Menurut Alif, KKN juga menjadi wahana membentuk karakter kepemimpinan, kemampuan bekerja dalam tim, serta meningkatkan kepedulian sosial mahasiswa. Seorang pemimpin, kata dia, harus terlebih dahulu mampu menjadi bagian dari tim yang bekerja bersama masyarakat.
Sementara itu, Rektor Universitas Gresik Rian Pramana Suwanda menjelaskan, Kecamatan Cerme dipilih sebagai lokasi KKN karena memiliki potensi besar di sektor pertanian sekaligus menghadapi tantangan pembangunan, terutama ancaman banjir Kali Lamong yang rutin melanda sejumlah wilayah.
Menurutnya, mahasiswa tidak hanya diharapkan membantu program pemberdayaan masyarakat, tetapi juga ikut memikirkan solusi terhadap dampak pascabanjir yang kerap memunculkan berbagai persoalan kesehatan.
Baca Juga : Golkar Jatim Sambangi Bawean, Ali Mufthi: Aspirasi Masyarakat Pulau Akan Terus Kami Perjuangkan
"Salah satu ancaman di wilayah Cerme adalah banjir Kali Lamong.

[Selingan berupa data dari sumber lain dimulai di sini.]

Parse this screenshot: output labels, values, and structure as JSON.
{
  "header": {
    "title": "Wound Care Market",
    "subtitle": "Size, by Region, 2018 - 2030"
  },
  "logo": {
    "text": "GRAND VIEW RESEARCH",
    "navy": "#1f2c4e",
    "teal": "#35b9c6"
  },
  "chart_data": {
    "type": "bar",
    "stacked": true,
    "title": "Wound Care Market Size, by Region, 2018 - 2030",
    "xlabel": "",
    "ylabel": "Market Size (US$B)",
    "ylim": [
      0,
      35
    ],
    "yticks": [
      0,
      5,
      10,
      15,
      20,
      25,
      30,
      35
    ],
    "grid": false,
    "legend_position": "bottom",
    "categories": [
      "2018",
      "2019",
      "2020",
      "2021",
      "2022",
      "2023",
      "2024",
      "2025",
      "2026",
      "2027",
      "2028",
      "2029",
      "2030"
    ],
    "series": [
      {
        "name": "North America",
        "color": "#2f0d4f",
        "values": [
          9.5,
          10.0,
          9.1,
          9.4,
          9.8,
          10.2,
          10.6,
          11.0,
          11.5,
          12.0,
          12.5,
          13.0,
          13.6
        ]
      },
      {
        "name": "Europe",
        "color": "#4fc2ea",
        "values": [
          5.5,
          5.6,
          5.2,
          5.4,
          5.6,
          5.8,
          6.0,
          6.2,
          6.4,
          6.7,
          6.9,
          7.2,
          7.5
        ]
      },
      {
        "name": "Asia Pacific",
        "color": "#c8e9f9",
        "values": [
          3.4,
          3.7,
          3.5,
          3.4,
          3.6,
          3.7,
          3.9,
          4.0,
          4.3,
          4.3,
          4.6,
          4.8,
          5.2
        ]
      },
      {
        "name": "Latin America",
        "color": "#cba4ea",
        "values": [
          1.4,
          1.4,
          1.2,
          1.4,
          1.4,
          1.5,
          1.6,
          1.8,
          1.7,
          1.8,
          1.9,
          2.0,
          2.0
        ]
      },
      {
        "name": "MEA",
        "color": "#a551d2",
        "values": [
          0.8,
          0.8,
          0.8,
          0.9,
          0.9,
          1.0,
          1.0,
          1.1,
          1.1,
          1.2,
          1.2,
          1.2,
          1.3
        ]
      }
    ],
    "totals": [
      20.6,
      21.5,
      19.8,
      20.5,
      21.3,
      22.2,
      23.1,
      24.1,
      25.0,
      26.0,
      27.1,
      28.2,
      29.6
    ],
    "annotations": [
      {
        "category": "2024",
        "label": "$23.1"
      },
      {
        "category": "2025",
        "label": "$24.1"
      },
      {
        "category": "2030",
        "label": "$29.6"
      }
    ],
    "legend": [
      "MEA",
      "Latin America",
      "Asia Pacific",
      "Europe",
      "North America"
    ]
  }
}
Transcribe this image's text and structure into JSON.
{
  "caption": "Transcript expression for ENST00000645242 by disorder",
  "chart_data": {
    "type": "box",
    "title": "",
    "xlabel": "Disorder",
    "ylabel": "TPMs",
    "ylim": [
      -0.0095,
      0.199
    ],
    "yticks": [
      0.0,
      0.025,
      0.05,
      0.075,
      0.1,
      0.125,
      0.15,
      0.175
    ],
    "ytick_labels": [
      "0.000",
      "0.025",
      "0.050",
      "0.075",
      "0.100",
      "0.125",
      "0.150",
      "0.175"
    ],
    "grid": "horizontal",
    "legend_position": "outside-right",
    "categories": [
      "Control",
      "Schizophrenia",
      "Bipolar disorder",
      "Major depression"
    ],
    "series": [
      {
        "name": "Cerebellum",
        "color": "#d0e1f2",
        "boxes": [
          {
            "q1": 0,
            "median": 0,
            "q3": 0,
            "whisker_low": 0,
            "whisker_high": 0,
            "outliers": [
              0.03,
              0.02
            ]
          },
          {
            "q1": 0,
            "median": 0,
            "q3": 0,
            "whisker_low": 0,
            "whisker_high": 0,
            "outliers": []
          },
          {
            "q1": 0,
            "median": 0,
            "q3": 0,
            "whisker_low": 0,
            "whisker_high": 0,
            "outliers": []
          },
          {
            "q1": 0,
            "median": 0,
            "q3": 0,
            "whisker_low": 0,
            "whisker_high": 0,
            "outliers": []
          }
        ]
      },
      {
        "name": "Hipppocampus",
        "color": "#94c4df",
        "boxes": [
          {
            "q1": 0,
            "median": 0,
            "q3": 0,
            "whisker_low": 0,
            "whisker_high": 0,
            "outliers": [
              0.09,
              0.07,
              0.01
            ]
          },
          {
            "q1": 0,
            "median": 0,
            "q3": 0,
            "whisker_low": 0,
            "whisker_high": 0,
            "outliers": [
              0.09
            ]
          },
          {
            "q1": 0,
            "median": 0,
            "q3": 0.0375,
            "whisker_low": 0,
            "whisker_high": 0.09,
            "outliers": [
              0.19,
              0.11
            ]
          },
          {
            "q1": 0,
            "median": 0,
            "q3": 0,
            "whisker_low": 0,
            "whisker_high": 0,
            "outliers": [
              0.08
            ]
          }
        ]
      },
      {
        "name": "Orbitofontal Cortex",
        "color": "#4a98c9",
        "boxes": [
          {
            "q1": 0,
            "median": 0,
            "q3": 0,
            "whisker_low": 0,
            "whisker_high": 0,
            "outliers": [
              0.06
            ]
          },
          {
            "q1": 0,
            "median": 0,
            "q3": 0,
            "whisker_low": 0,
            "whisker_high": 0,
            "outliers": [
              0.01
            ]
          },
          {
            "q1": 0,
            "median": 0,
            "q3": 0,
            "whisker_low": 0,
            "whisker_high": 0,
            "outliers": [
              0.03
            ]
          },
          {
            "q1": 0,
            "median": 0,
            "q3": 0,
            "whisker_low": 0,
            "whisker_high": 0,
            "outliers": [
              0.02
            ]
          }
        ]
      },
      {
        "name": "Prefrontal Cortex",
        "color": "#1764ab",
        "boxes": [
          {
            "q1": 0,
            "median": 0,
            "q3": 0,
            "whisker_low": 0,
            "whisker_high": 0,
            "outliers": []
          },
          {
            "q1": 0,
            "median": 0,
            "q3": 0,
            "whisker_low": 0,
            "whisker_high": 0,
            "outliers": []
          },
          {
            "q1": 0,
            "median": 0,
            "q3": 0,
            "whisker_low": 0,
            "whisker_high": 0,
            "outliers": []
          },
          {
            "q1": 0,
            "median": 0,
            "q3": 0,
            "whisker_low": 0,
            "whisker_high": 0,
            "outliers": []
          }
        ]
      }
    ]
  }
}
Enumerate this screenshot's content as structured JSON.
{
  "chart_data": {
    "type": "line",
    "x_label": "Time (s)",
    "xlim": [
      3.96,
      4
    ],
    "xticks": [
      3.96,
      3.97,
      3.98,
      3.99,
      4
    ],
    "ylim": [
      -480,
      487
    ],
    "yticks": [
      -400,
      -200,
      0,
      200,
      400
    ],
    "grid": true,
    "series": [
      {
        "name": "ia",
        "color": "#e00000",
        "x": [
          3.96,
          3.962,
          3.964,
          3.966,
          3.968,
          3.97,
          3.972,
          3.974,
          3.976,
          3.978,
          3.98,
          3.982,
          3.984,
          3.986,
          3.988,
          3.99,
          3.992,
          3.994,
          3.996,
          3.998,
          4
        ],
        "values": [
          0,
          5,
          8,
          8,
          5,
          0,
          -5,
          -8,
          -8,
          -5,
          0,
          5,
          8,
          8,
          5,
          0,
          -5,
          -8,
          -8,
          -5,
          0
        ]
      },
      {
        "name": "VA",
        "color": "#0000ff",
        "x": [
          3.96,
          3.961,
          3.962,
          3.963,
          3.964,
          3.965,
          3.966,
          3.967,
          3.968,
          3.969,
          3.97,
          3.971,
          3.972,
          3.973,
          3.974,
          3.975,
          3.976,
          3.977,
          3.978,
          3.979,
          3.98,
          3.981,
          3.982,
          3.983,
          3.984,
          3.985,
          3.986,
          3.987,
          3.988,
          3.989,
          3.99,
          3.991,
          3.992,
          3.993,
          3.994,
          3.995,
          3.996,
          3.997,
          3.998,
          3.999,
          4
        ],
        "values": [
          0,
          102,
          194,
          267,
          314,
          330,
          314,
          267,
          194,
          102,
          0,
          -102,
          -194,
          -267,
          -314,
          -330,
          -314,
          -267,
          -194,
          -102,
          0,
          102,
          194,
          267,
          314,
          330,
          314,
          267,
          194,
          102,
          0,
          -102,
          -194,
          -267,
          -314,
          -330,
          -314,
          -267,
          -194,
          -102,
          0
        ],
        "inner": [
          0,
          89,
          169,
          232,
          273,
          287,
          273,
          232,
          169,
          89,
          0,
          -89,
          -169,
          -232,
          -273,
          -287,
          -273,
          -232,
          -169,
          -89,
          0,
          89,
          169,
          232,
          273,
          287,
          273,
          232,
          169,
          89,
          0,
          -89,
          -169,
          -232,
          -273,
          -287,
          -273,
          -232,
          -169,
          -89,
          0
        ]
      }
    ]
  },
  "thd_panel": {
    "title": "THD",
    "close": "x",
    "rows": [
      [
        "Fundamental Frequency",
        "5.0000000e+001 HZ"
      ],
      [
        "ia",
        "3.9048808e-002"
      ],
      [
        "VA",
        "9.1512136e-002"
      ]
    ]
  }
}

Yang juga perlu menjadi perhatian adalah second disaster, yakni dampak setelah banjir seperti munculnya berbagai penyakit. Ini bisa menjadi salah satu fokus pengabdian mahasiswa selama KKN," jelasnya.
Ia menambahkan, para mahasiswa diharapkan dapat membantu pemerintah desa menyusun perencanaan pembangunan yang selaras dengan program Pemerintah Kabupaten Gresik, sekaligus melakukan pemetaan persoalan masyarakat, mulai dari mitigasi bencana hingga peningkatan kesehatan lingkungan.
"KKN bukan sekadar memenuhi kewajiban akademik. Kami ingin mahasiswa benar-benar hadir memberikan manfaat bagi masyarakat sekaligus menjadi mitra pemerintah dalam mendukung pembangunan Kabupaten Gresik," katanya.
Rian juga mengingatkan seluruh peserta untuk menjaga nama baik almamater, menghormati kearifan lokal, serta membangun komunikasi yang baik dengan pemerintah desa dan masyarakat selama menjalankan pengabdian.
Sebanyak 200 mahasiswa Universitas Gresik dijadwalkan melaksanakan KKN mulai 13 Juli hingga 7 Agustus 2026. Selama hampir satu bulan, mereka akan menjalankan berbagai program pemberdayaan masyarakat di 16 desa di Kecamatan Cerme yang disesuaikan dengan kebutuhan dan potensi masing-masing desa.